Tomorrow would have been Hannah's 18th birthday. Eighteen...that sounds so old! Hannah always looked forward to her birthdays (her favorite number was 22). In recent years, we always had a big family party for her birthday. She preferred getting together with her grandmas and grandpas and aunts, uncles, and cousins, to having a party with her friends.
Last year's birthday was a series of highs and lows. Less than a month before, we found out her cancer had returned and our oncologist had tearfully told us that she had less than a 5% chance of survival. She had started a new series of radiation treatments, and 4 days before her 17th birthday, she lost all of her hair. (The picture of us in the road was taken just a couple of days before that.) The bald patches had just started growing in following her first round of radiation. I shaved it off in the living room (she didn't want to do it in front of a mirror) and when I was finished, she went to look at herself and said, "I still look like me...I just don't have any hair!" She put on her wig, and went on with life.

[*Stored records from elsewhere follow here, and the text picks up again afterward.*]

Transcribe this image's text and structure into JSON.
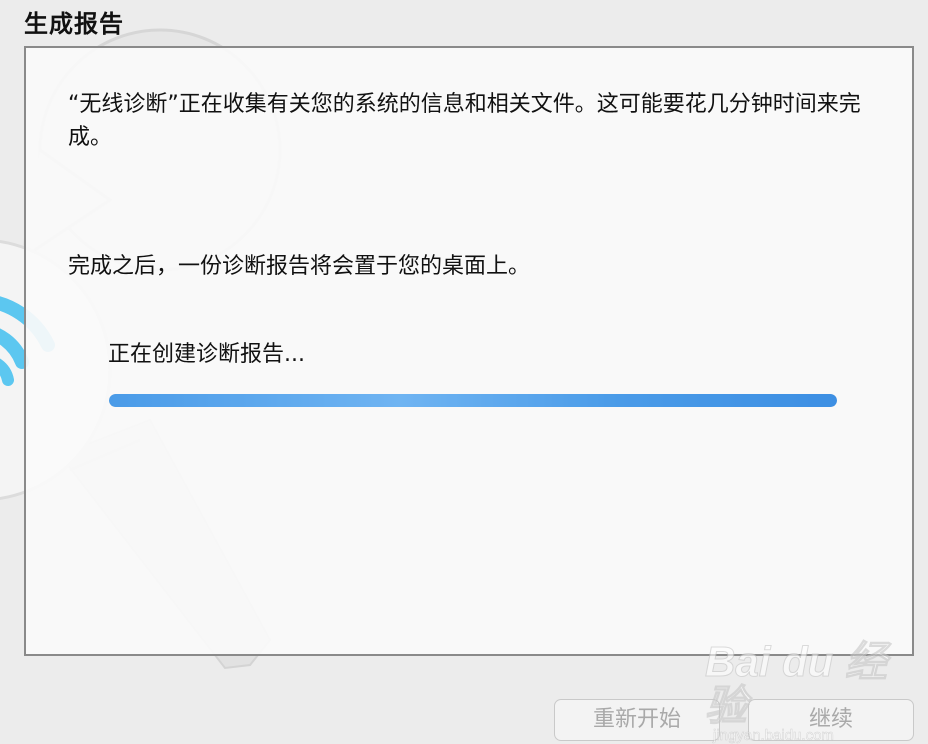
{
  "window": {
    "title": "生成报告"
  },
  "content": {
    "paragraph_1": "“无线诊断”正在收集有关您的系统的信息和相关文件。这可能要花几分钟时间来完成。",
    "paragraph_2": "完成之后，一份诊断报告将会置于您的桌面上。",
    "status_text": "正在创建诊断报告...",
    "progress_fraction": 1.0
  },
  "buttons": {
    "restart_label": "重新开始",
    "continue_label": "继续"
  },
  "watermark": {
    "logo_text": "Bai du 经验",
    "sub_text": "jingyan.baidu.com"
  },
  "colors": {
    "progress_bar": "#4a9be8",
    "wifi_icon": "#5cc7f0",
    "disabled_text": "#a9a9a9"
  },
  "icons": {
    "background_art": "wrench-screwdriver-wifi-icon"
  }
}
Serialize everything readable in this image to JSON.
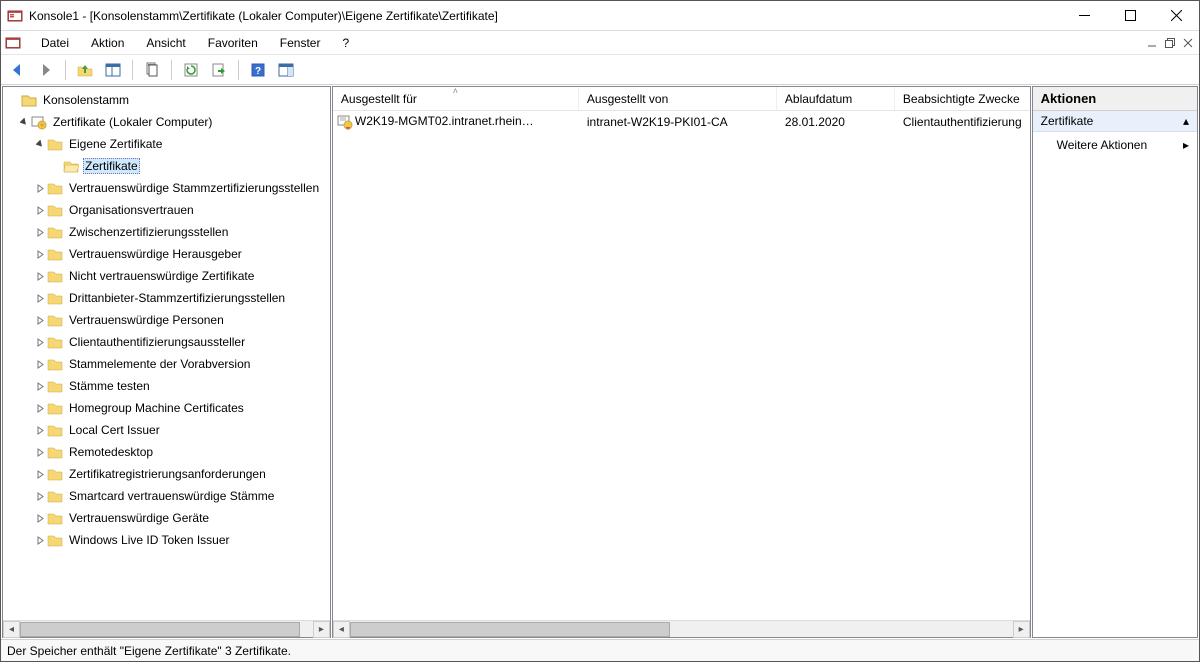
{
  "window": {
    "title": "Konsole1 - [Konsolenstamm\\Zertifikate (Lokaler Computer)\\Eigene Zertifikate\\Zertifikate]"
  },
  "menu": {
    "datei": "Datei",
    "aktion": "Aktion",
    "ansicht": "Ansicht",
    "favoriten": "Favoriten",
    "fenster": "Fenster",
    "help": "?"
  },
  "tree": {
    "root": "Konsolenstamm",
    "snap": "Zertifikate (Lokaler Computer)",
    "selected_parent": "Eigene Zertifikate",
    "selected": "Zertifikate",
    "items": [
      "Vertrauenswürdige Stammzertifizierungsstellen",
      "Organisationsvertrauen",
      "Zwischenzertifizierungsstellen",
      "Vertrauenswürdige Herausgeber",
      "Nicht vertrauenswürdige Zertifikate",
      "Drittanbieter-Stammzertifizierungsstellen",
      "Vertrauenswürdige Personen",
      "Clientauthentifizierungsaussteller",
      "Stammelemente der Vorabversion",
      "Stämme testen",
      "Homegroup Machine Certificates",
      "Local Cert Issuer",
      "Remotedesktop",
      "Zertifikatregistrierungsanforderungen",
      "Smartcard vertrauenswürdige Stämme",
      "Vertrauenswürdige Geräte",
      "Windows Live ID Token Issuer"
    ]
  },
  "columns": {
    "c0": "Ausgestellt für",
    "c1": "Ausgestellt von",
    "c2": "Ablaufdatum",
    "c3": "Beabsichtigte Zwecke"
  },
  "row": {
    "issued_to": "W2K19-MGMT02.intranet.rhein…",
    "issued_by": "intranet-W2K19-PKI01-CA",
    "expires": "28.01.2020",
    "purpose": "Clientauthentifizierung"
  },
  "actions": {
    "header": "Aktionen",
    "sub": "Zertifikate",
    "more": "Weitere Aktionen"
  },
  "status": "Der Speicher enthält \"Eigene Zertifikate\" 3 Zertifikate."
}
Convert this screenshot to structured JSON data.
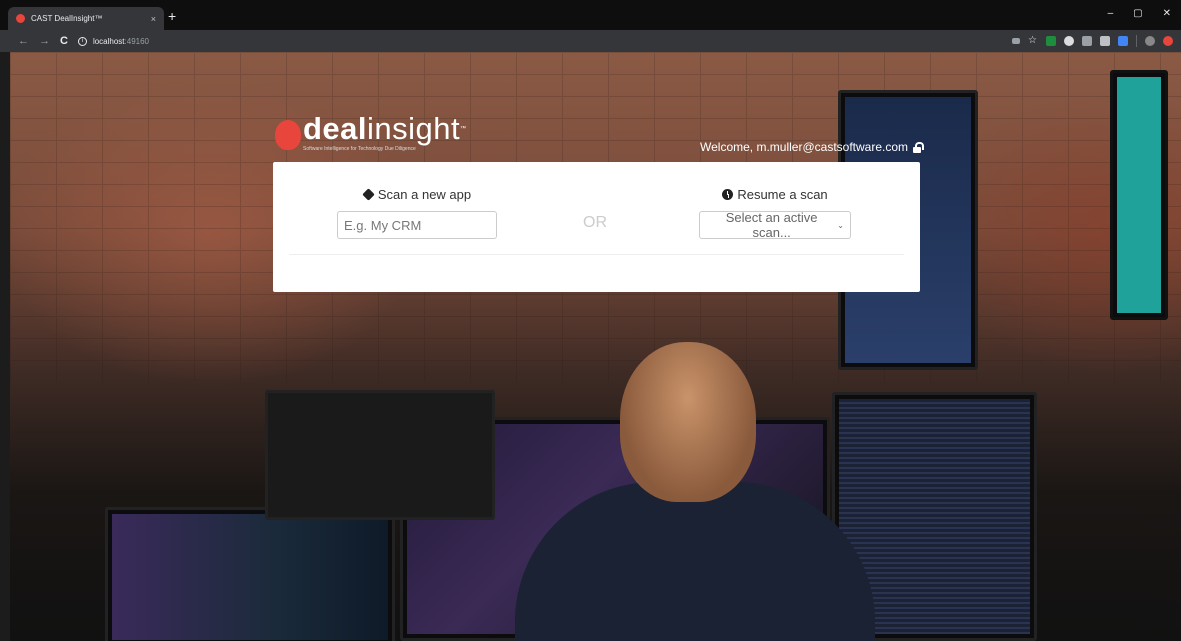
{
  "browser": {
    "tab_title": "CAST DealInsight™",
    "tab_close": "×",
    "new_tab": "+",
    "window_controls": [
      "–",
      "▢",
      "✕"
    ],
    "nav": {
      "back": "←",
      "forward": "→",
      "reload": "C"
    },
    "url_host": "localhost",
    "url_port": ":49160"
  },
  "brand": {
    "name_bold": "deal",
    "name_light": "insight",
    "trademark": "™",
    "tagline": "Software Intelligence for Technology Due Diligence"
  },
  "header": {
    "welcome_text": "Welcome, m.muller@castsoftware.com"
  },
  "scan_new": {
    "title": "Scan a new app",
    "placeholder": "E.g. My CRM",
    "icon": "cube-icon"
  },
  "separator": "OR",
  "resume": {
    "title": "Resume a scan",
    "select_value": "Select an active scan...",
    "icon": "clock-icon"
  },
  "colors": {
    "brand_red": "#e8453c",
    "card_bg": "#ffffff",
    "chrome_dark": "#35363a"
  }
}
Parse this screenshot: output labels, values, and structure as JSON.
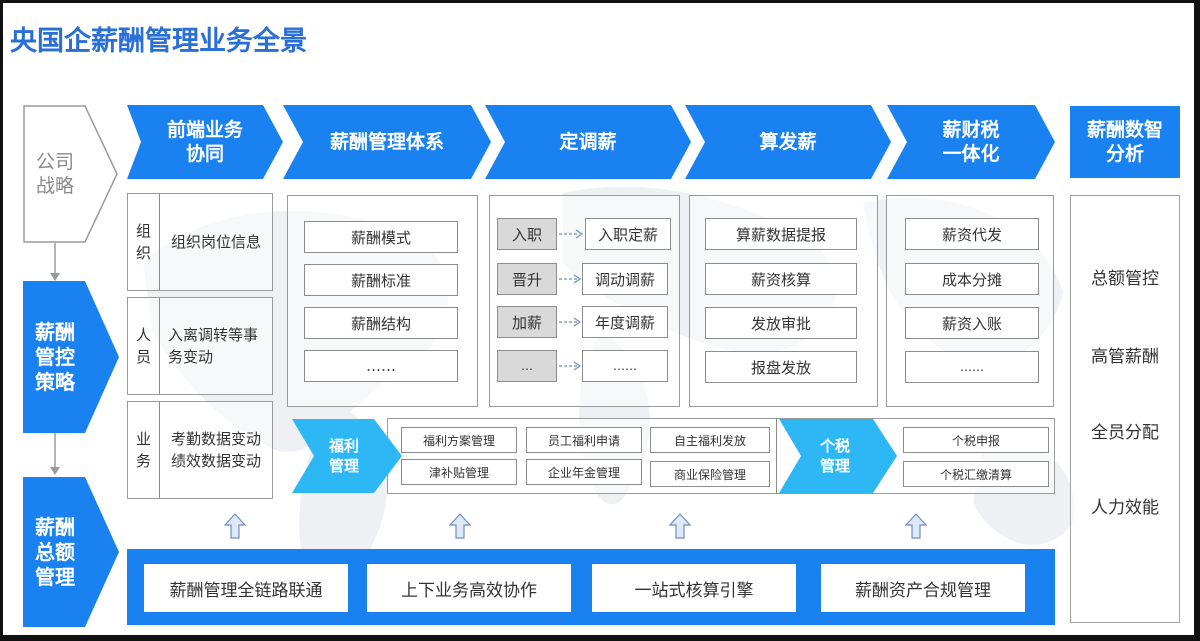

Hannah received some wonderful gifts for her birthday last year...our extended family all got together and bought her a laptop computer (the same one I use to type these blog posts); the El Dorado High School Class of 1985 (Brad's graduating class...quite an amazing group of people) got together and gave her a TV for her bedroom, along with a DVD player, an iPod, and a pile of movies; and her high school classmates gave her a digital camera and digital frame. She also received dozens of cards, phone calls, and emails. God used so many different people to remind her of His love.
It's strange, but as I sit here tonight, I can't remember what Brad and I got her for her birthday last year. I'm just drawing a blank. The only thing I do remember is how strange it was to shop for her birthday under those circumstances, and wondering if this was going to be her last one. I also remember making a conscious decision to enjoy every moment of that day, in case we didn't have another one. I guess that's why I don't remember what we got her...it just wasn't important.
Tomorrow, we will make a conscious decision again...to take the day as a family to remember and celebrate the life of our precious daughter and sister. Please pray for us as we go through this first birthday without her.